Unterhaltsam ging es auch auf der Festbühne vor der Turnhalle zu: Ein dichtes Showprogramm sorgte hier für Kurzweil. Während die Kindergärtnerinnen und Kindergärtner des zweiten Kindergartens das Publikum mit ihren Liedern entzückten, bewiesen auch die Fünft- und Sechstklässler und – innen ihr Können und wurden begeistert gefeiert. Auch die Schulhausband überzeugte mit ihrer Version von «Let it be» und sorgte für so manch nostalgisches Seufzen im Publikum.

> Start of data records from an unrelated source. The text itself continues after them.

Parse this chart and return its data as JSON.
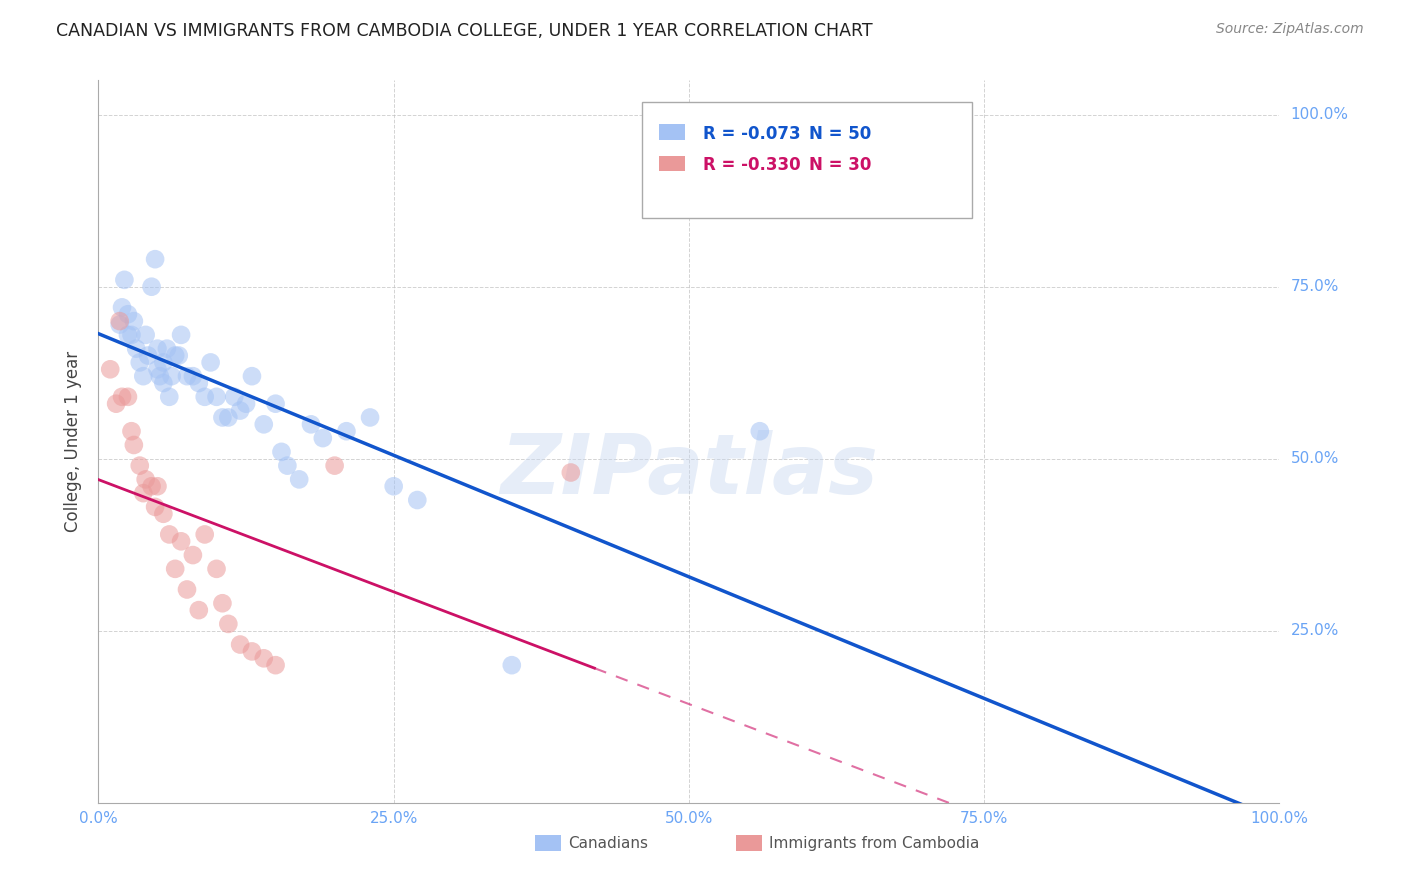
{
  "title": "CANADIAN VS IMMIGRANTS FROM CAMBODIA COLLEGE, UNDER 1 YEAR CORRELATION CHART",
  "source": "Source: ZipAtlas.com",
  "ylabel": "College, Under 1 year",
  "background_color": "#ffffff",
  "watermark": "ZIPatlas",
  "canadian_color": "#a4c2f4",
  "cambodia_color": "#ea9999",
  "canadian_line_color": "#1155cc",
  "cambodia_line_color": "#cc1166",
  "axis_label_color": "#6aa4f5",
  "grid_color": "#c0c0c0",
  "title_color": "#222222",
  "source_color": "#888888",
  "r_canadian": "R = -0.073",
  "n_canadian": "N = 50",
  "r_cambodia": "R = -0.330",
  "n_cambodia": "N = 30",
  "legend_label_canadian": "Canadians",
  "legend_label_cambodia": "Immigrants from Cambodia",
  "canadian_points_x": [
    0.018,
    0.02,
    0.022,
    0.025,
    0.025,
    0.028,
    0.03,
    0.032,
    0.035,
    0.038,
    0.04,
    0.042,
    0.045,
    0.048,
    0.05,
    0.05,
    0.052,
    0.055,
    0.055,
    0.058,
    0.06,
    0.062,
    0.065,
    0.068,
    0.07,
    0.075,
    0.08,
    0.085,
    0.09,
    0.095,
    0.1,
    0.105,
    0.11,
    0.115,
    0.12,
    0.125,
    0.13,
    0.14,
    0.15,
    0.155,
    0.16,
    0.17,
    0.18,
    0.19,
    0.21,
    0.23,
    0.25,
    0.27,
    0.35,
    0.56
  ],
  "canadian_points_y": [
    0.695,
    0.72,
    0.76,
    0.68,
    0.71,
    0.68,
    0.7,
    0.66,
    0.64,
    0.62,
    0.68,
    0.65,
    0.75,
    0.79,
    0.63,
    0.66,
    0.62,
    0.61,
    0.64,
    0.66,
    0.59,
    0.62,
    0.65,
    0.65,
    0.68,
    0.62,
    0.62,
    0.61,
    0.59,
    0.64,
    0.59,
    0.56,
    0.56,
    0.59,
    0.57,
    0.58,
    0.62,
    0.55,
    0.58,
    0.51,
    0.49,
    0.47,
    0.55,
    0.53,
    0.54,
    0.56,
    0.46,
    0.44,
    0.2,
    0.54
  ],
  "cambodia_points_x": [
    0.01,
    0.015,
    0.018,
    0.02,
    0.025,
    0.028,
    0.03,
    0.035,
    0.038,
    0.04,
    0.045,
    0.048,
    0.05,
    0.055,
    0.06,
    0.065,
    0.07,
    0.075,
    0.08,
    0.085,
    0.09,
    0.1,
    0.105,
    0.11,
    0.12,
    0.13,
    0.14,
    0.15,
    0.2,
    0.4
  ],
  "cambodia_points_y": [
    0.63,
    0.58,
    0.7,
    0.59,
    0.59,
    0.54,
    0.52,
    0.49,
    0.45,
    0.47,
    0.46,
    0.43,
    0.46,
    0.42,
    0.39,
    0.34,
    0.38,
    0.31,
    0.36,
    0.28,
    0.39,
    0.34,
    0.29,
    0.26,
    0.23,
    0.22,
    0.21,
    0.2,
    0.49,
    0.48
  ],
  "xlim": [
    0.0,
    1.0
  ],
  "ylim": [
    0.0,
    1.05
  ],
  "xtick_vals": [
    0.0,
    0.25,
    0.5,
    0.75,
    1.0
  ],
  "xtick_labels": [
    "0.0%",
    "25.0%",
    "50.0%",
    "75.0%",
    "100.0%"
  ],
  "ytick_vals": [
    0.25,
    0.5,
    0.75,
    1.0
  ],
  "ytick_labels": [
    "25.0%",
    "50.0%",
    "75.0%",
    "100.0%"
  ]
}
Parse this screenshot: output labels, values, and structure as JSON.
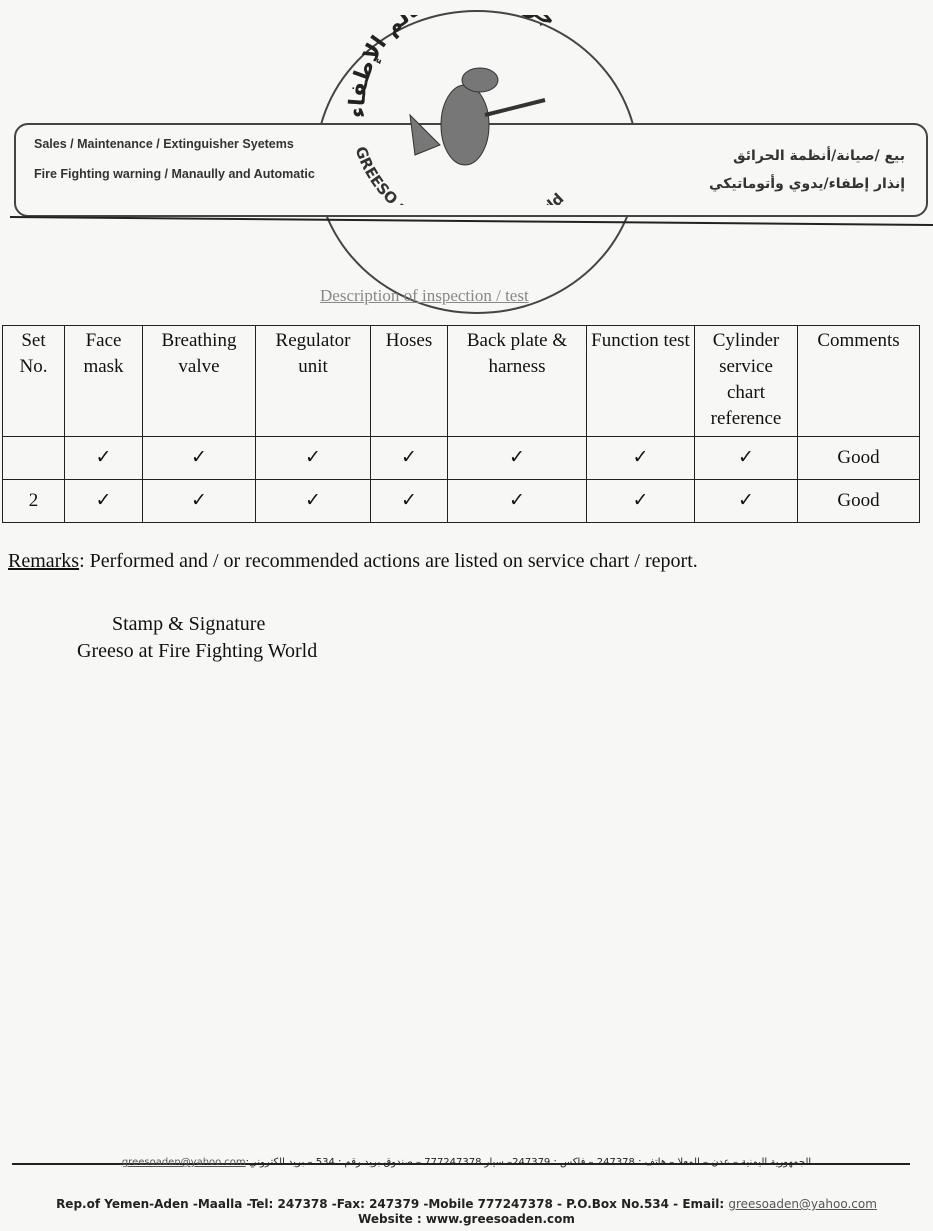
{
  "letterhead": {
    "logo_arabic": "جريسو في عالم الإطفاء",
    "logo_english": "GREESO at Fire Fighting World",
    "left_line1": "Sales / Maintenance / Extinguisher Syetems",
    "left_line2": "Fire Fighting warning / Manaully and Automatic",
    "right_line1": "بيع /صيانة/أنظمة الحرائق",
    "right_line2": "إنذار إطفاء/يدوي وأتوماتيكي"
  },
  "section_title": "Description of inspection / test",
  "table": {
    "headers": [
      "Set No.",
      "Face mask",
      "Breathing valve",
      "Regulator unit",
      "Hoses",
      "Back plate & harness",
      "Function test",
      "Cylinder service chart reference",
      "Comments"
    ],
    "rows": [
      [
        "",
        "✓",
        "✓",
        "✓",
        "✓",
        "✓",
        "✓",
        "✓",
        "Good"
      ],
      [
        "2",
        "✓",
        "✓",
        "✓",
        "✓",
        "✓",
        "✓",
        "✓",
        "Good"
      ]
    ]
  },
  "remarks": {
    "label": "Remarks",
    "text": ": Performed and / or recommended actions are listed on service chart / report."
  },
  "signature": {
    "line1": "Stamp & Signature",
    "line2": "Greeso at Fire Fighting World"
  },
  "footer": {
    "arabic_line": "الجمهورية اليمنية – عدن – المعلا – هاتف : 247378 – فاكس : 247379– سيار 777247378 – صندوق بريد رقم : 534 – بريد الكتروني:",
    "arabic_email": "greesoaden@yahoo.com",
    "english_line": "Rep.of Yemen-Aden -Maalla -Tel: 247378 -Fax: 247379 -Mobile 777247378 - P.O.Box No.534 - Email: ",
    "email": "greesoaden@yahoo.com",
    "website": "Website : www.greesoaden.com"
  }
}
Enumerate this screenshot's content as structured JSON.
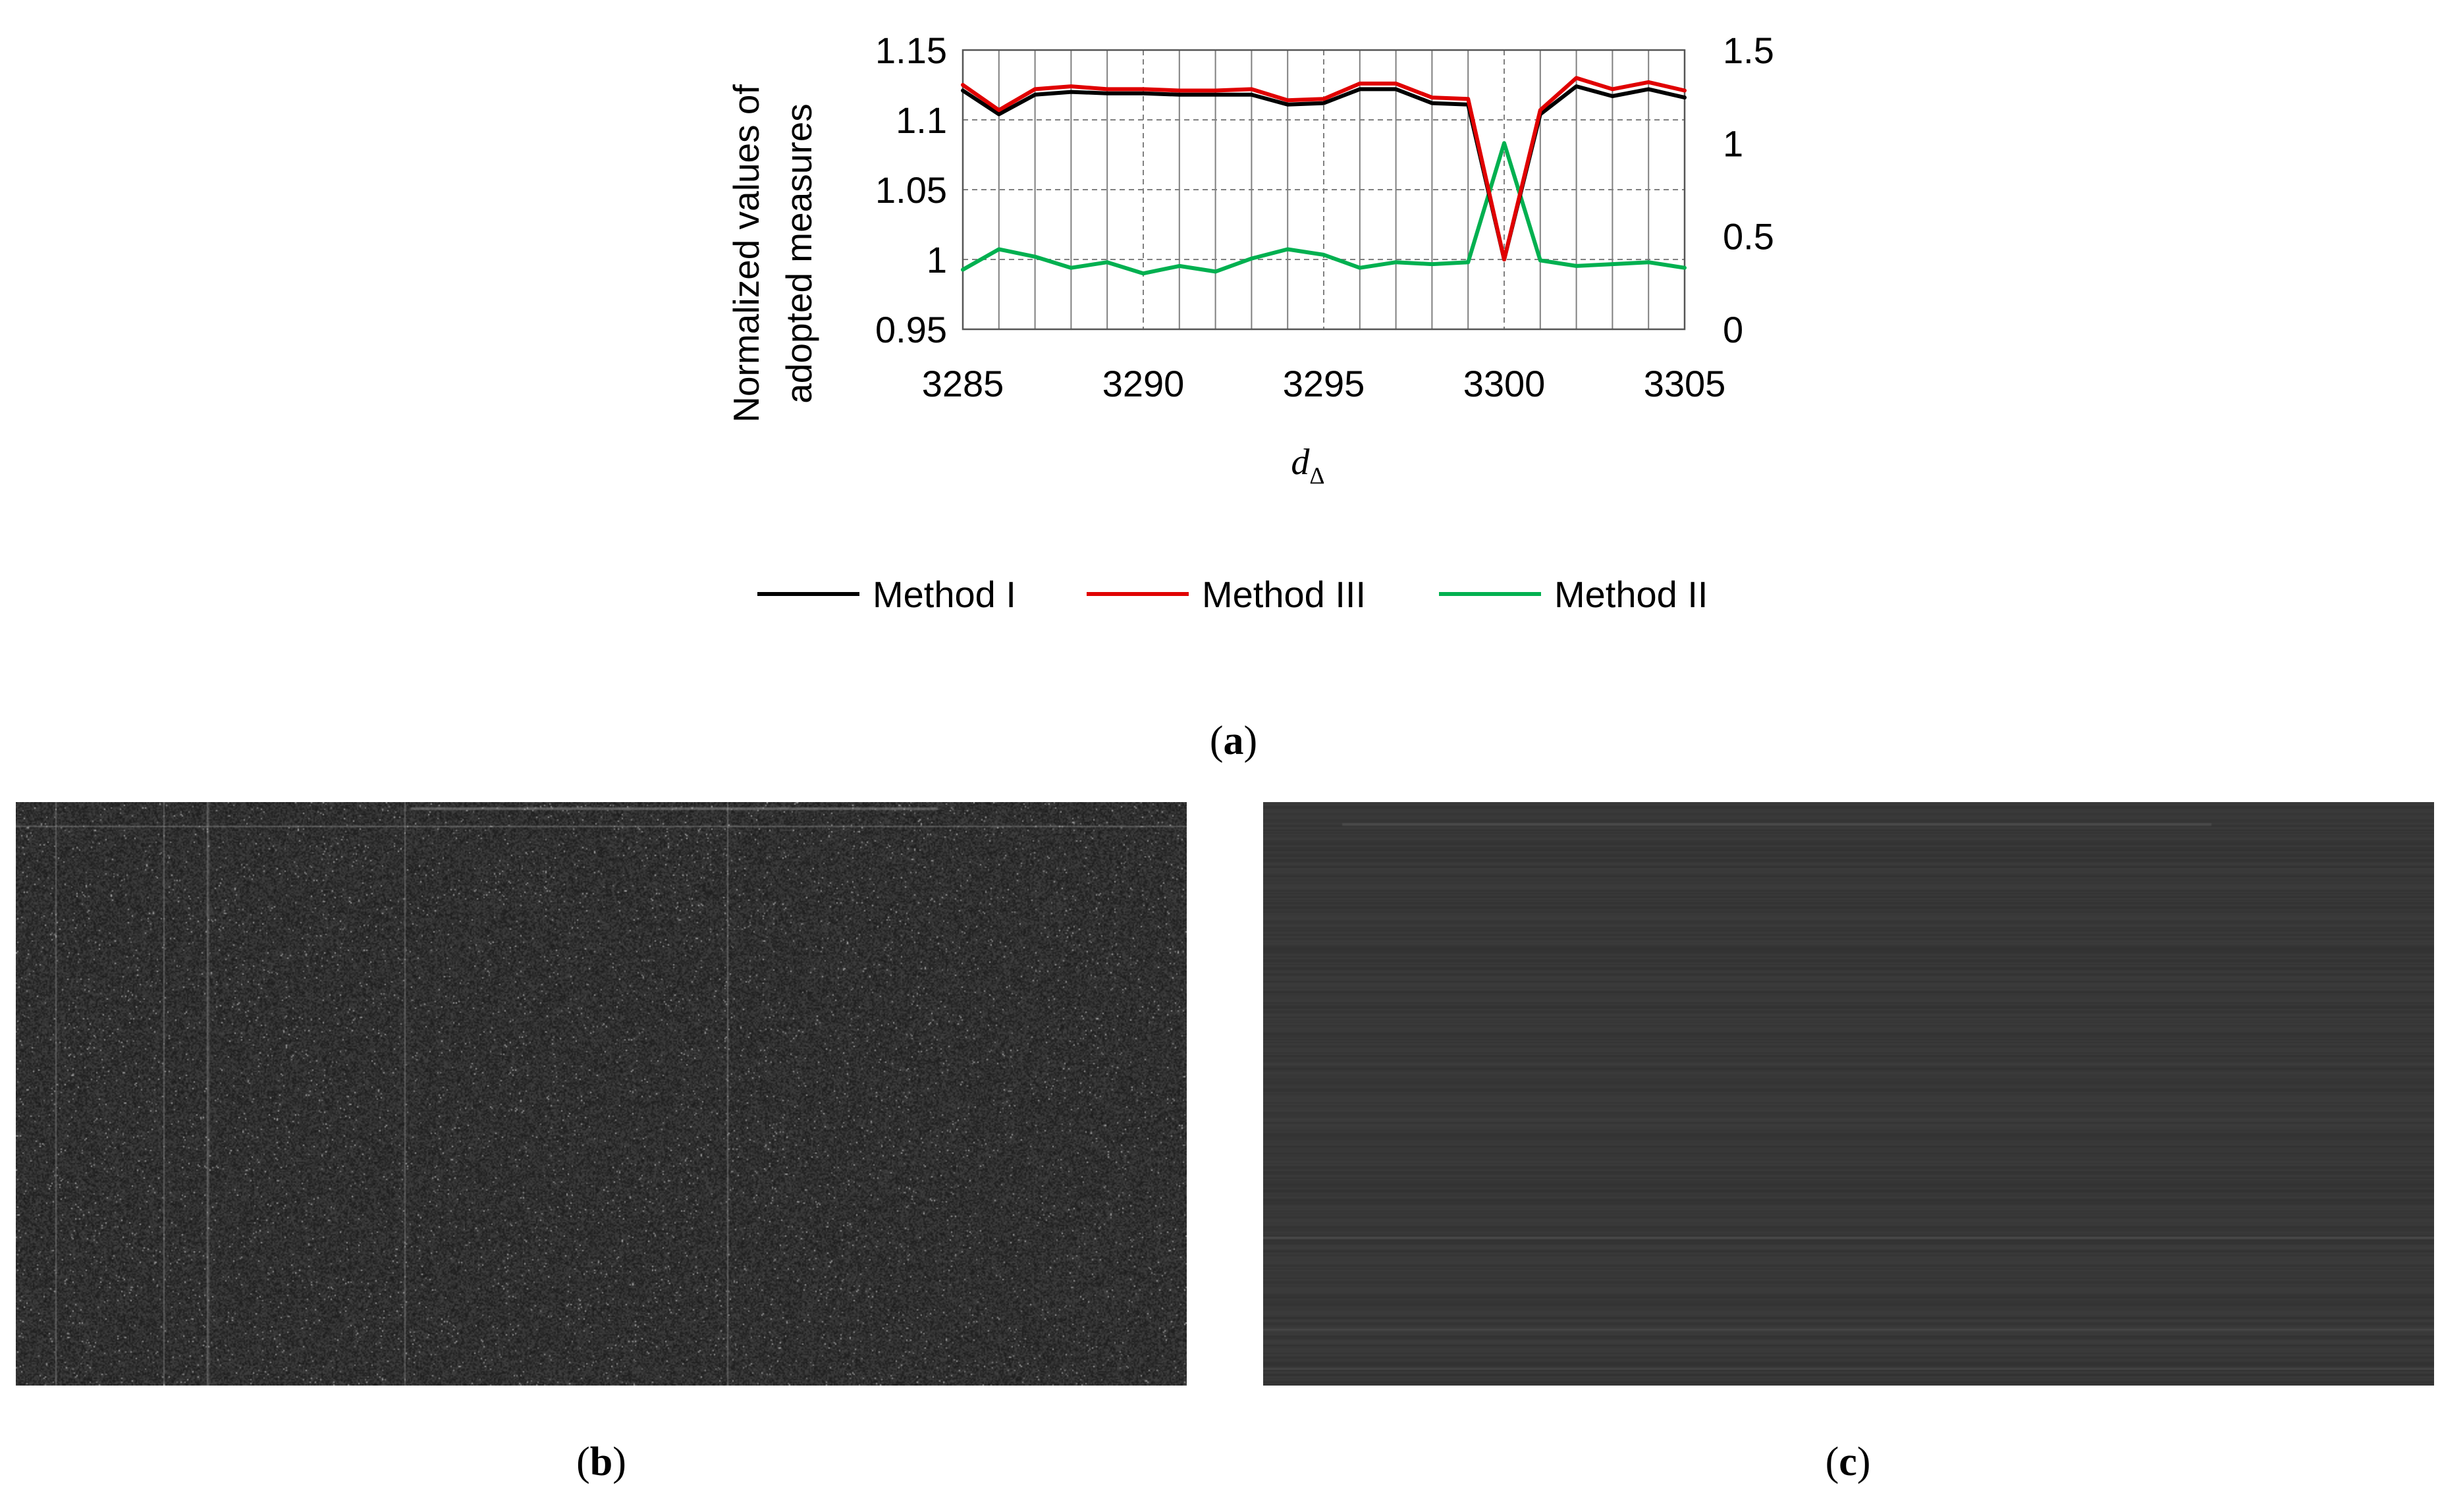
{
  "chart_data": {
    "type": "line",
    "title": "",
    "xlabel": "d",
    "xlabel_subscript": "Δ",
    "ylabel_lines": [
      "Normalized values of",
      "adopted measures"
    ],
    "x": [
      3285,
      3286,
      3287,
      3288,
      3289,
      3290,
      3291,
      3292,
      3293,
      3294,
      3295,
      3296,
      3297,
      3298,
      3299,
      3300,
      3301,
      3302,
      3303,
      3304,
      3305
    ],
    "xlim": [
      3285,
      3305
    ],
    "xticks": [
      3285,
      3290,
      3295,
      3300,
      3305
    ],
    "xtick_labels": [
      "3285",
      "3290",
      "3295",
      "3300",
      "3305"
    ],
    "ylim_left": [
      0.95,
      1.15
    ],
    "yticks_left": [
      0.95,
      1,
      1.05,
      1.1,
      1.15
    ],
    "ytick_labels_left": [
      "0.95",
      "1",
      "1.05",
      "1.1",
      "1.15"
    ],
    "ylim_right": [
      0,
      1.5
    ],
    "yticks_right": [
      0,
      0.5,
      1,
      1.5
    ],
    "ytick_labels_right": [
      "0",
      "0.5",
      "1",
      "1.5"
    ],
    "grid": true,
    "legend_position": "bottom",
    "series": [
      {
        "name": "Method I",
        "axis": "left",
        "color": "#000000",
        "values": [
          1.121,
          1.104,
          1.118,
          1.12,
          1.119,
          1.119,
          1.118,
          1.118,
          1.118,
          1.111,
          1.112,
          1.122,
          1.122,
          1.112,
          1.111,
          1.0,
          1.104,
          1.124,
          1.117,
          1.122,
          1.116
        ]
      },
      {
        "name": "Method III",
        "axis": "left",
        "color": "#e00000",
        "values": [
          1.125,
          1.107,
          1.122,
          1.124,
          1.122,
          1.122,
          1.121,
          1.121,
          1.122,
          1.114,
          1.115,
          1.126,
          1.126,
          1.116,
          1.115,
          1.0,
          1.107,
          1.13,
          1.122,
          1.127,
          1.121
        ]
      },
      {
        "name": "Method II",
        "axis": "right",
        "color": "#00b050",
        "values": [
          0.32,
          0.43,
          0.39,
          0.33,
          0.36,
          0.3,
          0.34,
          0.31,
          0.38,
          0.43,
          0.4,
          0.33,
          0.36,
          0.35,
          0.36,
          1.0,
          0.37,
          0.34,
          0.35,
          0.36,
          0.33
        ]
      }
    ]
  },
  "captions": {
    "a": "a",
    "b": "b",
    "c": "c"
  },
  "colors": {
    "panel_background": "#2a2a2a",
    "grid": "#808080"
  }
}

Hochkarätige musikalische Einlagen der Musikschule rundeten das Showprogramm ab. Dazwischen blieb gerade genug Zeit, um an einer der Führungen durch das sanierte Schulhaus teilnehmen zu können. Stefan Unger, der Bauleiter, der die Sanierungsarbeiten geleitet hatte, berichtete hier vor Ort über den Umbau. Nicht ganz einfach sei es gewesen, so Unger, in dem denkmalgeschützten Haus die notwendigen Arbeiten durchzuführen. «Der Umgang mit dem denkmalgeschützten Gebäude hat uns vor besondere Herausforderungen gestellt. Während der Bauarbeiten hat sich herausgestellt, dass hier eigentlich bei sämtlichen Sanierungsschritten die auf dem Bau jeweils üblichen Standardlösungen nicht anwendbar waren», so Unger zu den Gästen. Vom Farbkonzept der Bodenplatten in den einzelnen Stockwerken bis hin zur Wahl des Metalls der Regenschirmständer wurde stets darauf geachtet, die Sanierungsarbeiten so schonend und originalgetreu wie möglich durchzuführen. Die Mühe hat sich gelohnt: Mit neuen sanitären Anlagen, einem zusätzlichen Heizsystem und besser isolierenden Fenstern ist das Gebäude nun energetisch aufgewertet und hat dennoch seinen alten Charme beibehalten. Zusätzlich wurde ein behindertengerechter Fahrstuhl neu in das Gebäude integriert sowie die Beleuchtung im ganzen Haus erneuert – Glühbirnen wurden durch LED-Lampen ersetzt. Zum Abschluss seiner Führung präsentierte Unger schliesslich stolz «das Juwel» der Sanierungsarbeiten, wie er es nannte: Den neuen Mehrzwecksaal im obersten Stock, der vor allem für die Musikschule, aber auch für den normalen Schulbetrieb genutzt wird. Er ist flexibel in mehrere Räume unterteilbar, besitzt akustische Decken und eine phantastische Aussicht über die ganze Stadt. Hier werden nicht nur Musikstunden gegeben, sondern auch Konzerte und Veranstaltungen durchgeführt.

Offizieller Dank

Mit den offiziellen Festansprachen wurde nun auf der Festbühne der letzte Akt der Feierlichkeiten eingeleitet. Schulleiter David Zimmermann, Alfred Scherer, der Leiter der Musikschule, sowie Urs Berger, der Präsident der Kreisschulpflege Waidberg, dankten in ihren Festreden der Stadt Zürich als Bauherrin sowie allen, die am Bau beteiligt gewesen waren, für den gelungenen Umbau: den Architekten, der Bauleitung, den Landschaftsarchitekten für die Neugestaltung des Aussenraums sowie Eltern, Lehrpersonen und natürlich den Kindern für ihre Geduld während des Umbaus.

Ein feuriger Abschluss

Auch für ihre Geduld während der Festansprachen wurden die Kinder belohnt: Zum Abschluss des Abends verwandelte sich die Festbühne für sie in eine Disco. Hier konnten sie die, angesichts der fortschreitenden Uhrzeit, bei dem einen oder anderen aufkommende Müdigkeit noch einmal so richtig ausgelassen wegtanzen, bevor die Schulleitung das «Bläsi-Lied» anstimmte und den Startschuss zum grossen Finale, der von allen mit Spannung erwarteten Überraschung, gab. Funkelnd leuchtete über dem Dach des Schwimmbads ein farbenfrohes Feuerwerk auf und wurde von den Zuschauern mit begeistertem Applaus quittiert. Das neue, alte Schulhaus Bläsi ist damit offiziell eingeweiht.